New Audi CEO Says Headwinds Will Only Intensify After a Turbulent 2018
(Bloomberg) -- Volkswagen AG’s premium car unit Audi must brace for bigger rather than smaller challenges during 2019 after the long-running diesel-emissions scandal culminated in the arrest of long-time Chief Executive Officer Rupert Stadler.
Audi must polish its image, change the luxury brand’s culture and strengthen its presence in China, new CEO Bram Schot told workers Thursday at a staff meeting in Neckarsulm, Germany. Schot was confirmed as Audi’s top executive this week after helming the carmaker on an interim basis since Stadler’s June arrest.
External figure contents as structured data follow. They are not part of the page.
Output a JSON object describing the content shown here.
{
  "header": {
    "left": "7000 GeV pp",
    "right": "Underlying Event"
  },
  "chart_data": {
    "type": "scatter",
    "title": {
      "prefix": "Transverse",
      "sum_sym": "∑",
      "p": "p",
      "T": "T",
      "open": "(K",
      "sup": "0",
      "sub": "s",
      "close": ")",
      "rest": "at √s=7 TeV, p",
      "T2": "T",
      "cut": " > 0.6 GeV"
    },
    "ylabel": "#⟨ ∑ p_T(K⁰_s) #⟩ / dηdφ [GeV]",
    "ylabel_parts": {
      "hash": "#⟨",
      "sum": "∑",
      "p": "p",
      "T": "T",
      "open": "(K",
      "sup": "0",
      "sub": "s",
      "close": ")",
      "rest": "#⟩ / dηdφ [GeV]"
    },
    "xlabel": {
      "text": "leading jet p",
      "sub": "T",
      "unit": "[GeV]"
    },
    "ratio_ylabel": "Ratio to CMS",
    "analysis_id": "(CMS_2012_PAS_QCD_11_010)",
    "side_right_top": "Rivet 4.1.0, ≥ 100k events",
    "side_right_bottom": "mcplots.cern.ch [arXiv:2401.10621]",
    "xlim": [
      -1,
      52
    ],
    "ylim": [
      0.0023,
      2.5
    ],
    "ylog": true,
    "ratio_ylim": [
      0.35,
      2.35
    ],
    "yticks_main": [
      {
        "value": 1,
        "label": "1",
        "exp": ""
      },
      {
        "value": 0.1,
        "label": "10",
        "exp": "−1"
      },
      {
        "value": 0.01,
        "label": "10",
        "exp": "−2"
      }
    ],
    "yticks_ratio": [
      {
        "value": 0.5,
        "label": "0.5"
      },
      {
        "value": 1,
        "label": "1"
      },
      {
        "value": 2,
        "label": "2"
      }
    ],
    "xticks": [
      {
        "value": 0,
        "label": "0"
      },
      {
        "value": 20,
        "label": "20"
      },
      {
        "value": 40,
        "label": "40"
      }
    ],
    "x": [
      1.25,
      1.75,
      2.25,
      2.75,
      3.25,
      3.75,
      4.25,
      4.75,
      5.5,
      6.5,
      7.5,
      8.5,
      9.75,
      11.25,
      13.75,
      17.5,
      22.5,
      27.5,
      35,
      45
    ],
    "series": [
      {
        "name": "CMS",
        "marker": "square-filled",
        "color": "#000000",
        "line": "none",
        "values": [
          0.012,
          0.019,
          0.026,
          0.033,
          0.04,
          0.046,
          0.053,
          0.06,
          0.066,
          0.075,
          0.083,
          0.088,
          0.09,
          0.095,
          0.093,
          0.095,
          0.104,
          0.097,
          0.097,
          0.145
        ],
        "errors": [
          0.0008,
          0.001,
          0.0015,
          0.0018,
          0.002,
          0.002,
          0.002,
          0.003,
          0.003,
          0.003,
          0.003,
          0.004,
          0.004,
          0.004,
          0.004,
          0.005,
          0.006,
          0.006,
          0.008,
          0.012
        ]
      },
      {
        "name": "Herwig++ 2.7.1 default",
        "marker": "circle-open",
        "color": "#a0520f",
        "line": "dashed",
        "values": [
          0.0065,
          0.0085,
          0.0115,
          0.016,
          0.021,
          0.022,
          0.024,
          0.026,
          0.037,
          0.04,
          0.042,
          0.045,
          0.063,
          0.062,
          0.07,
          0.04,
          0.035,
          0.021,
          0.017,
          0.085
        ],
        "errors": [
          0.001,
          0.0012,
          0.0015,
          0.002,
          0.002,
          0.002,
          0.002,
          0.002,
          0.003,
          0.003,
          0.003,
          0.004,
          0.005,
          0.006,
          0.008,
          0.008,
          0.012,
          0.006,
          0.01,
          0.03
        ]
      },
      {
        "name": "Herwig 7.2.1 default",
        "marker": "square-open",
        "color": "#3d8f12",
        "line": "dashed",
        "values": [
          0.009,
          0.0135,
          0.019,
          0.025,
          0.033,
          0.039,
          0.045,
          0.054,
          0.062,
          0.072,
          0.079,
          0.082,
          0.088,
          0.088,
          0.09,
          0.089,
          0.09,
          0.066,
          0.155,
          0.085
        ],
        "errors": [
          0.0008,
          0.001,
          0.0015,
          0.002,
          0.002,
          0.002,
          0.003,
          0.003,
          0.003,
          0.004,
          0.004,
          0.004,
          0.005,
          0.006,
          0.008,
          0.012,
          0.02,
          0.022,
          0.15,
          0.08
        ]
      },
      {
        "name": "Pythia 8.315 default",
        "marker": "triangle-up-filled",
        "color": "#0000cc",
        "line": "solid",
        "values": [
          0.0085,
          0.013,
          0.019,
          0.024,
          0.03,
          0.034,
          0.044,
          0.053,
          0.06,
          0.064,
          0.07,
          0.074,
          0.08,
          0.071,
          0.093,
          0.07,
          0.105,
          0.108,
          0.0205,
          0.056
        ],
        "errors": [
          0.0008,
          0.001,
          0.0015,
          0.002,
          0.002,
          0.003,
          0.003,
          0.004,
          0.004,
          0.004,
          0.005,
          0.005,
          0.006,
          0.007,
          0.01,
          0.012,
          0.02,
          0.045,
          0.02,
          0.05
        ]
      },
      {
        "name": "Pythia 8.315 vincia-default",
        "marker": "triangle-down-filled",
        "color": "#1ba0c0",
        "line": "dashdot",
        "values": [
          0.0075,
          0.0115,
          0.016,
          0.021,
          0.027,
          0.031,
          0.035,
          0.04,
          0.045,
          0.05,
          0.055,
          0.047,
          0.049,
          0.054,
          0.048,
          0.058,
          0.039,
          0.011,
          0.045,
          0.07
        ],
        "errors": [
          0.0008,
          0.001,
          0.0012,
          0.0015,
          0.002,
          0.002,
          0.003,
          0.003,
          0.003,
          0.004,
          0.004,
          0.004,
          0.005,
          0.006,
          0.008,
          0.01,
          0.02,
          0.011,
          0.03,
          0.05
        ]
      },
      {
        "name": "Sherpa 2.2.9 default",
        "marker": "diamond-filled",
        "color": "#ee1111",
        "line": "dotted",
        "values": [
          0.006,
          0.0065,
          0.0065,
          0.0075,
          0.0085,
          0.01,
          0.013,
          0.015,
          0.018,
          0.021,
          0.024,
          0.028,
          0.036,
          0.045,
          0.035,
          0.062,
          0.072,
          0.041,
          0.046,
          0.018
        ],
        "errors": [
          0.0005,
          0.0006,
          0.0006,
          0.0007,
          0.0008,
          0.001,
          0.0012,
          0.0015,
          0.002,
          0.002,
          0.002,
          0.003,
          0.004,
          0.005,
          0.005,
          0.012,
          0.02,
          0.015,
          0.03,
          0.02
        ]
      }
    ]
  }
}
“We must change things together -- now,” Schot said in a statement published by Audi’s works council. Next year will be decisive for the brand’s future, he said, telling employees that “we need all of you to exploit our potential and make sure the transformation works out.”
Sustaining Audi’s financial muscle is critical for the parent company’s ability to afford some 44 billion euros ($50 billion) in investments to develop electric vehicles and boost digital offerings like ride hailing. Audi’s first electric model, the E-Tron, will hit showrooms early next year, slightly later than initially planned. The brand’s following electric vehicles will be developed with sister brand Porsche to save costs.
Volkswagen fell 2.3 percent at 9:19 a.m. in Frankfurt trading, taking losses this year to 12 percent, as the STOXX Europe 600 Automobiles & Parts Index declined 2.2 percent.
Stadler, who led Audi for a decade, was released on bail in late-October. Investigations by German prosecutors into the use of diesel engine software to bypass emission tests are ongoing.
Schot had been named Audi sales chief last year as part of a management reshuffle, which had spared Stadler. The company replaced more than half of its seven management board members at the time. Schot joined from VW’s light commercial vehicle division and previously worked at Daimler AG.
Audi’s global deliveries slumped almost 17 percent last month as the brand lost further ground to the world’s two bestselling luxury-car makers, Mercedes-Benz and BMW AG.
A fine imposed by German prosecutors and other diesel-related costs pushed Audi’s operating profit margin in the first nine months to 6.5 percent of revenue, well below the company’s target range of between 8 percent and 10 percent. Still, net cash flow grew 22 percent to 3.12 billion euros.